Mathematics Colloquium Schedule

Fall 2014

 

Coming ...

 

Date 9-12-2014 (12pm-1pm, F03-200A), Professor Ko Honda, UCLA

Title: An invitation to Floer homology

Abstract: This is a gentle introduction to Floer homology. ``Floer
homology'' is a generic term for various homology theories of knots, 3- and
4-dimensional manifolds (aka spaces), symplectic manifolds, contact
manifolds, etc., and has had an enormous impact in geometry/topology since
its introduction by Floer more than twenty years ago.

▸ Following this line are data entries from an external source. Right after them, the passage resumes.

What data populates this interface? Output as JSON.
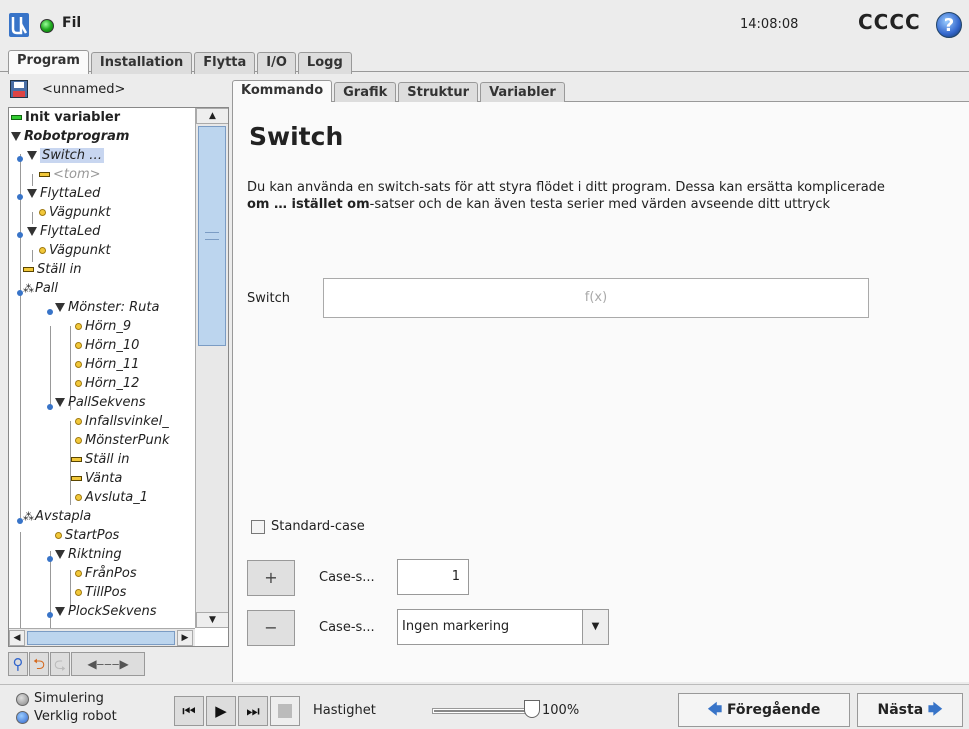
{
  "header": {
    "file_menu": "Fil",
    "clock": "14:08:08",
    "robot_name": "CCCC",
    "help": "?"
  },
  "main_tabs": [
    "Program",
    "Installation",
    "Flytta",
    "I/O",
    "Logg"
  ],
  "program_name": "<unnamed>",
  "tree": [
    {
      "label": "Init variabler"
    },
    {
      "label": "Robotprogram"
    },
    {
      "label": "Switch …"
    },
    {
      "label": "<tom>"
    },
    {
      "label": "FlyttaLed"
    },
    {
      "label": "Vägpunkt"
    },
    {
      "label": "FlyttaLed"
    },
    {
      "label": "Vägpunkt"
    },
    {
      "label": "Ställ in"
    },
    {
      "label": "Pall"
    },
    {
      "label": "Mönster: Ruta"
    },
    {
      "label": "Hörn_9"
    },
    {
      "label": "Hörn_10"
    },
    {
      "label": "Hörn_11"
    },
    {
      "label": "Hörn_12"
    },
    {
      "label": "PallSekvens"
    },
    {
      "label": "Infallsvinkel_"
    },
    {
      "label": "MönsterPunk"
    },
    {
      "label": "Ställ in"
    },
    {
      "label": "Vänta"
    },
    {
      "label": "Avsluta_1"
    },
    {
      "label": "Avstapla"
    },
    {
      "label": "StartPos"
    },
    {
      "label": "Riktning"
    },
    {
      "label": "FrånPos"
    },
    {
      "label": "TillPos"
    },
    {
      "label": "PlockSekvens"
    }
  ],
  "tree_tools": [
    "search-icon",
    "undo-icon",
    "redo-icon",
    "move-icon"
  ],
  "sub_tabs": [
    "Kommando",
    "Grafik",
    "Struktur",
    "Variabler"
  ],
  "content": {
    "title": "Switch",
    "desc_1": "Du kan använda en switch-sats för att styra flödet i ditt program. Dessa kan ersätta komplicerade ",
    "desc_bold_1": "om … istället om",
    "desc_2": "-satser och de kan även testa serier med värden avseende ditt uttryck",
    "switch_label": "Switch",
    "switch_expr": "f(x)",
    "default_case_label": "Standard-case",
    "default_case_checked": false,
    "add_label": "Case-s...",
    "add_icon": "+",
    "case_number": "1",
    "remove_label": "Case-s...",
    "remove_icon": "−",
    "case_select": "Ingen markering"
  },
  "footer": {
    "simulation": "Simulering",
    "real_robot": "Verklig robot",
    "speed_label": "Hastighet",
    "speed_value": "100%",
    "speed_fraction": 1.0,
    "prev": "Föregående",
    "next": "Nästa"
  },
  "colors": {
    "accent": "#3874c8",
    "selected": "#c8d6f0"
  }
}
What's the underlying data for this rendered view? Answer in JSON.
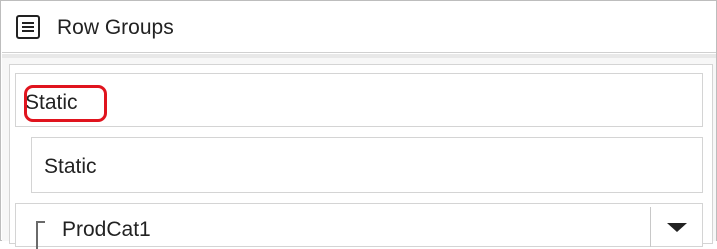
{
  "header": {
    "icon": "list-icon",
    "title": "Row Groups"
  },
  "groups": {
    "group_label": "Static",
    "child_label": "Static",
    "field": {
      "icon": "bracket-icon",
      "label": "ProdCat1",
      "dropdown_icon": "chevron-down-icon"
    }
  },
  "colors": {
    "highlight": "#e0141e",
    "border": "#d4d4d4",
    "text": "#222222"
  }
}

In this talk we start
with a baby version of this theory called Morse homology, which gives a way
to distinguish topological spaces (e.g., a sphere from the surface of a
donut). We then build our way up to more recent theories such as contact
homology and embedded contact homology.

Date 9-19-2014 (12pm-1pm, F03-200A), Dr. Ryan Compton , HRL

Title: Geotagging One Hundred Million Twitter Accounts with Total Variation
Minimization

Abstract: Geographically annotated social media is extremely valuable for modern
information retrieval. However, when researchers can only access
publicly-visible data, one quickly finds that social media users
rarely publish location information. In this work, we provide a method
which can geolocate the overwhelming majority of active Twitter users,
independent of their location sharing preferences, using only
publicly-visible Twitter data.

Our method infers an unknown user's location by examining their
friend's locations. We frame the geotagging problem as an optimization
over a social network with a total variation-based objective and
provide a scalable and distributed algorithm for its solution.
Furthermore, we show how a robust estimate of the geographic
dispersion of each user's ego network can be used as a per-user
accuracy measure, allowing us to discard poor location inferences and
control the overall error of our approach.

Leave-many-out evaluation shows that our method is able to infer
location for 101,846,236 Twitter users at a median error of 6.33 km,
allowing us to geotag over 80% of public tweets.